It's a question as thought-provoking as one Curtis Goodwin ('20 M.S.) might have posed to the students in his AP Calculus class back when he was an instructor and basketball coach at Fort Worth ISD's Boswell High School: How did a math teacher with a love of sports and numbers become one of the elite data analytics minds working in professional football?
"I'd say my journey was a little unique," says Goodwin, who also previously taught and coached at high schools in Illinois. "I've always been involved in sports, and I've always been involved in math. Data science didn't really exist 10 years ago when I was coming out of college, or it was just getting started. Now, it's pretty prominent."
The potential to land a job that was a perfect marriage of sports and numbers is what inspired Goodwin to enroll in UNT's advanced data analytics graduate program in 2019. The knowledge and connections the program provided helped him land his current role as a performance data scientist for the Houston Texans.
For his master's thesis, Goodwin focused on prediction win probability and game outcomes, as well as season outcomes for different NFL teams. Impressed by his graduate student's work, Michael Monticino -- mathematics professor and chair of the advanced data analytics program -- reached out to Russell Joyner ('03), director of football information systems for the Texans, and connected the two. Goodwin joined the Texans staff under Joyner in June 2020.
"We have a very collaborative environment here at the Texans," Goodwin says. "They're very receptive to any idea and any piece of information that can help them move the ball forward."

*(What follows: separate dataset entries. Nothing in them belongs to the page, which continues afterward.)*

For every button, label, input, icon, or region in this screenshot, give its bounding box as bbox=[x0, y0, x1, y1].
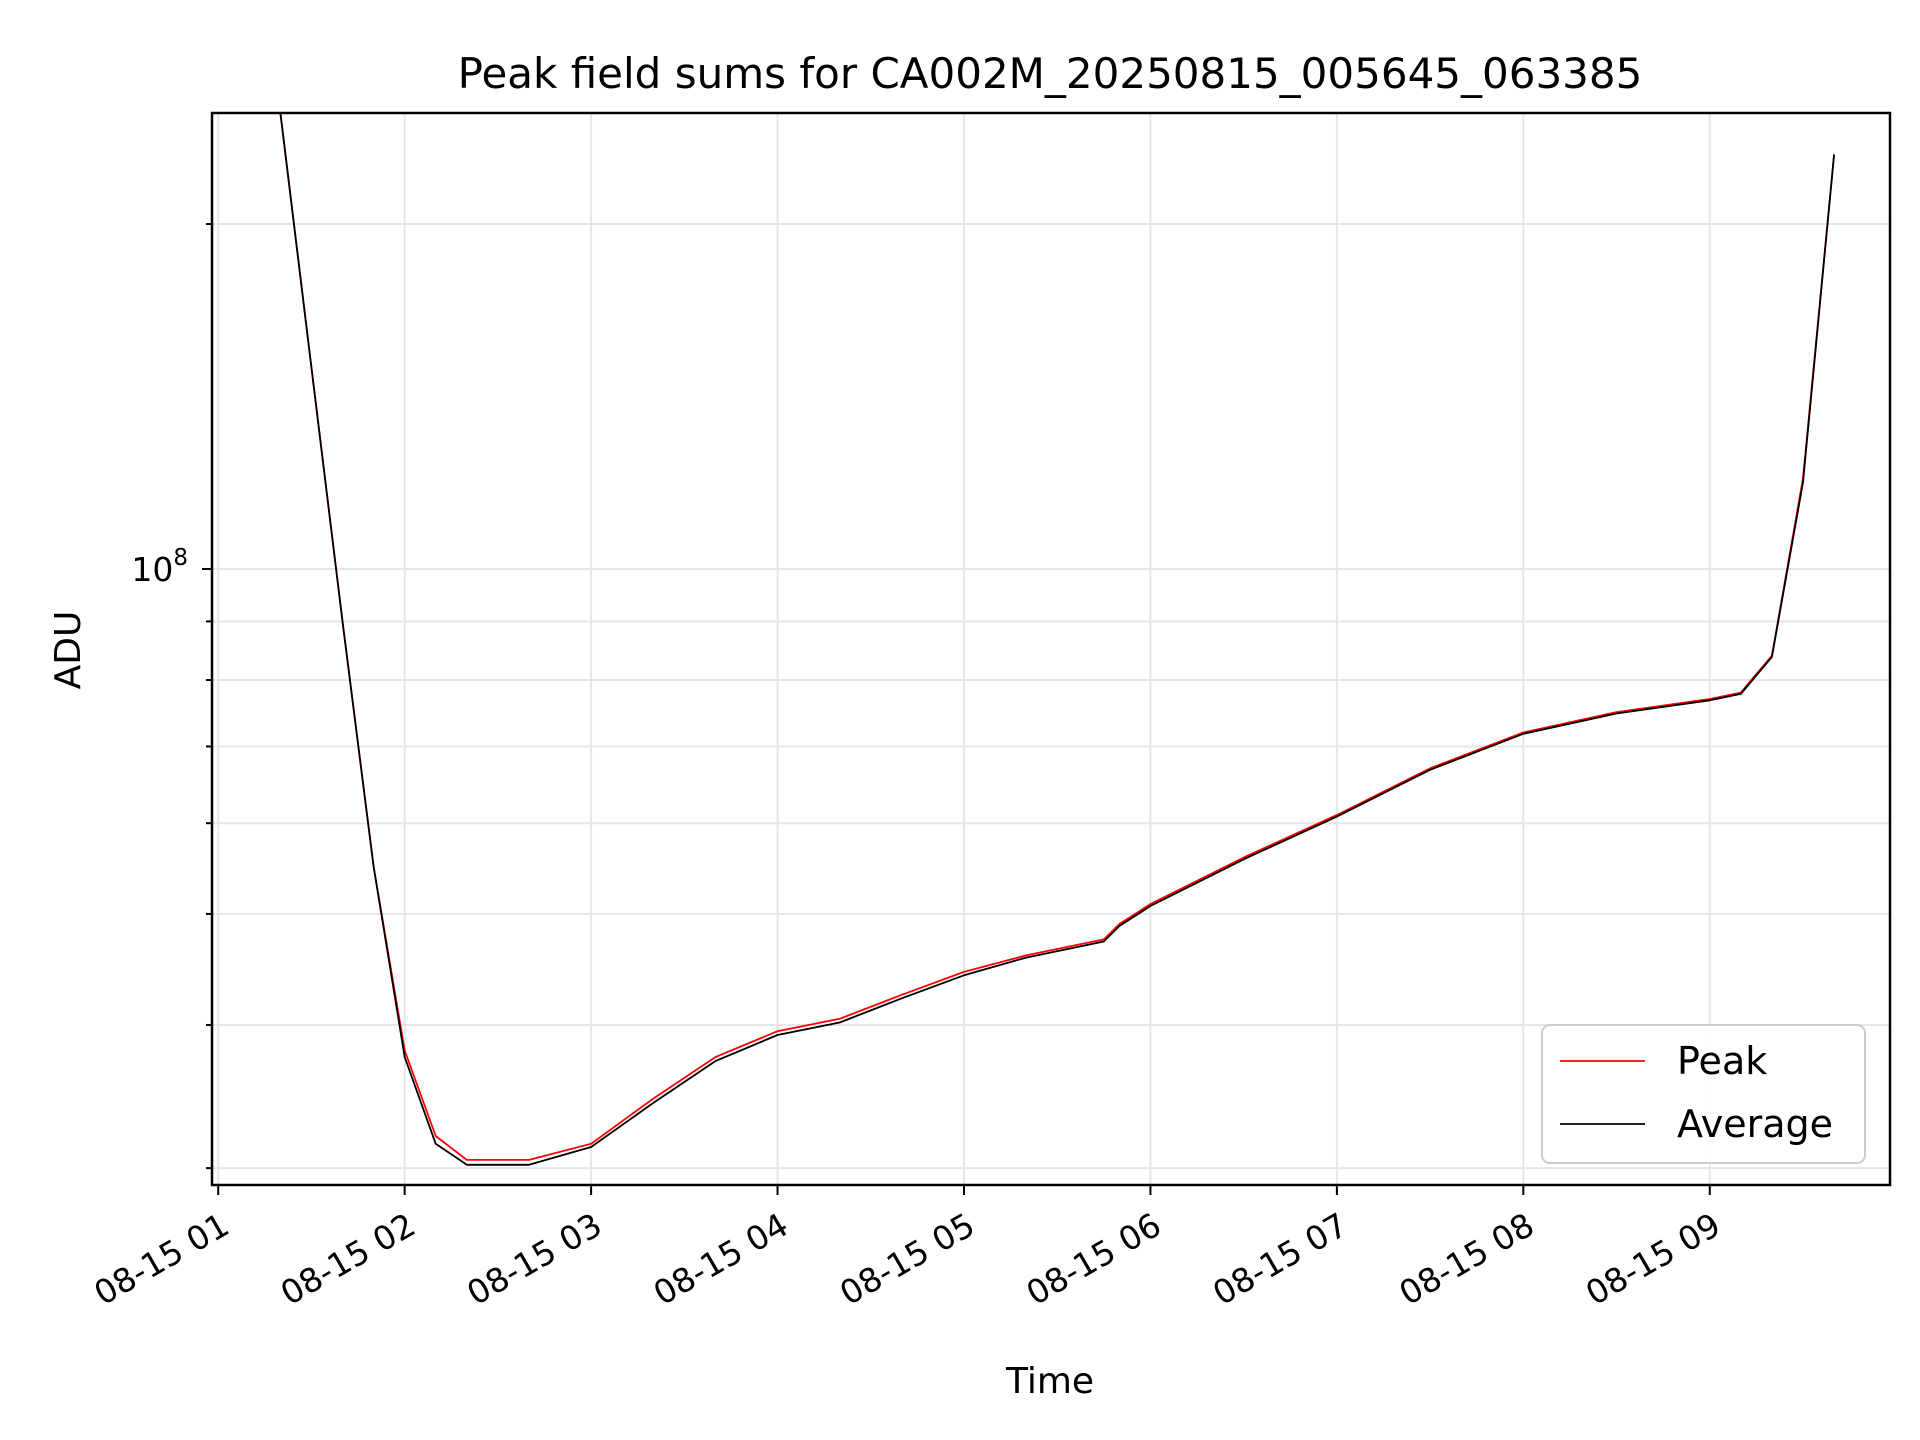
legend-box bbox=[1541, 1024, 1866, 1164]
x-tick-label: 08-15 02 bbox=[274, 1205, 422, 1313]
legend-label-average: Average bbox=[1677, 1102, 1833, 1146]
x-tick-label: 08-15 05 bbox=[833, 1205, 981, 1313]
x-tick-label: 08-15 09 bbox=[1579, 1205, 1727, 1313]
y-tick-label: 108 bbox=[131, 545, 188, 589]
x-tick-label: 08-15 04 bbox=[647, 1205, 795, 1313]
legend: Peak Average bbox=[1541, 1024, 1866, 1164]
x-tick-label: 08-15 06 bbox=[1020, 1205, 1168, 1313]
legend-label-peak: Peak bbox=[1677, 1039, 1767, 1083]
x-tick-label: 08-15 08 bbox=[1393, 1205, 1541, 1313]
x-axis: 08-15 01 08-15 02 08-15 03 08-15 04 08-15 05… bbox=[87, 1185, 1727, 1313]
y-axis-label: ADU bbox=[48, 611, 89, 690]
series-line-average bbox=[279, 113, 1835, 1166]
x-tick-label: 08-15 03 bbox=[460, 1205, 608, 1313]
series-group bbox=[279, 113, 1835, 1166]
plot-frame bbox=[210, 111, 1892, 1187]
y-axis: 108 bbox=[131, 223, 212, 1170]
x-axis-label: Time bbox=[1005, 1361, 1094, 1402]
chart-title: Peak field sums for CA002M_20250815_0056… bbox=[458, 49, 1643, 98]
x-tick-label: 08-15 07 bbox=[1206, 1205, 1354, 1313]
series-line-peak bbox=[279, 113, 1835, 1161]
grid bbox=[212, 113, 1890, 1185]
x-tick-label: 08-15 01 bbox=[87, 1205, 235, 1313]
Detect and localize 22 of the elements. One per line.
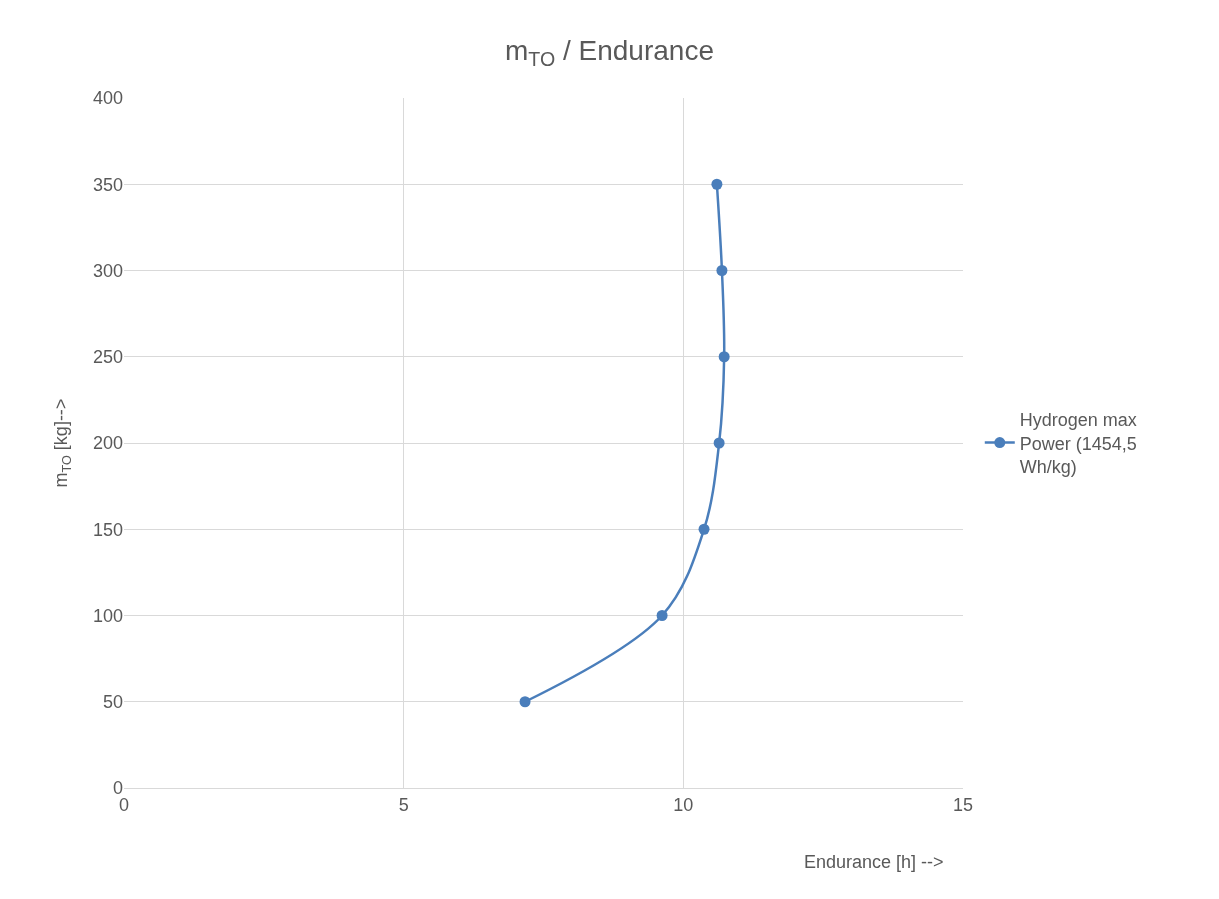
y-tick-label: 100 [92, 605, 123, 626]
point [718, 351, 730, 363]
point [716, 265, 728, 276]
y-tick-label: 50 [102, 692, 123, 713]
y-tick-label: 200 [92, 433, 123, 454]
y-tick-label: 300 [92, 260, 123, 281]
point [698, 523, 710, 535]
y-tick-label: 0 [112, 778, 123, 799]
point [519, 696, 531, 708]
x-tick-label: 10 [673, 794, 694, 815]
y-tick-label: 150 [92, 519, 123, 540]
legend-label: Hydrogen max Power (1454,5 Wh/kg) [1019, 410, 1137, 478]
point [711, 178, 723, 190]
x-axis-title: Endurance [h] --> [804, 852, 944, 872]
chart-title: m$_{TO}$ / Endurance [505, 35, 714, 70]
point [713, 437, 725, 449]
x-tick-label: 15 [952, 794, 974, 815]
y-tick-label: 250 [92, 347, 123, 368]
y-tick-label: 350 [92, 174, 123, 195]
x-tick-label: 5 [398, 794, 409, 815]
point [656, 610, 668, 621]
y-tick-label: 400 [92, 88, 123, 109]
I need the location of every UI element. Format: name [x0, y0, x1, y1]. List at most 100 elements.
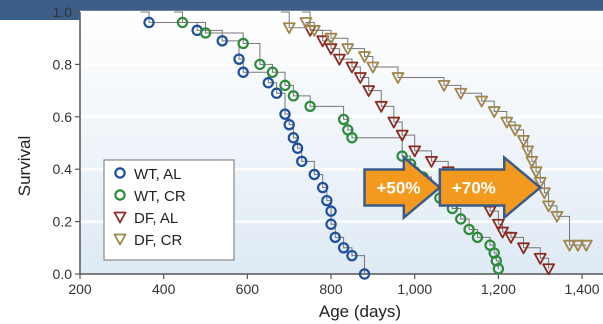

Although tracking tendencies have long been a key part of game preparation and scouting in sports, the rise of advanced data analytics in the industry is still fairly recent. Former Oakland Athletics General Manager Billy Beane and author Michael Lewis brought the potential of advanced analytics in professional sports to the mainstream with Moneyball in 2003. A little more than a decade later, the NFL partnered with Zebra Technologies and began embedding radio-frequency identification tags in shoulder pads to track players during games. Today, there are RFID chips in every player's shoulder pads, the game ball, on the referees and in the pylons. All but one of the 32 NFL teams employ performance data scientists full-time on staff.
In 2018, the NFL held its inaugural Big Data Bowl, an annual analytics contest for both professional and amateur data analysts to test their skills on the latest challenges in the game. The 2020-21 winners, a team of four friends, brought home $25,000 for their analytics work on defending the pass play.
"If there's a question or problem statement -- or simply, 'What can the data tell us?' -- my job is to find if there is a story behind this," Goodwin says. "My goal is to investigate that and then provide my findings."
The possibilities presented by those questions are endless. Teams use data to track a player's workload, potentially determining rest days or fitness needs. They also look at opponents' tendencies to game plan week to week. For example, data can reveal a lot about teams that aren't good at diversifying and perhaps rely too heavily on certain strengths. A team can then design its defense or offense to work most efficiently against that tendency. The same data can also show a team its own tendencies, providing valuable feedback in game preparation from week to week.
It sounds like a lot -- and it is. But Goodwin was more than prepared to tackle the numbers.
"The steepest learning curve is that there's a lot more data once you get into the real world -- how do you deal with 100 times, 1,000 times the amount of data?" he says. "The opportunities I had from an educational standpoint -- the concepts and theories and skill sets taught in the advanced data analytics program -- have been very helpful."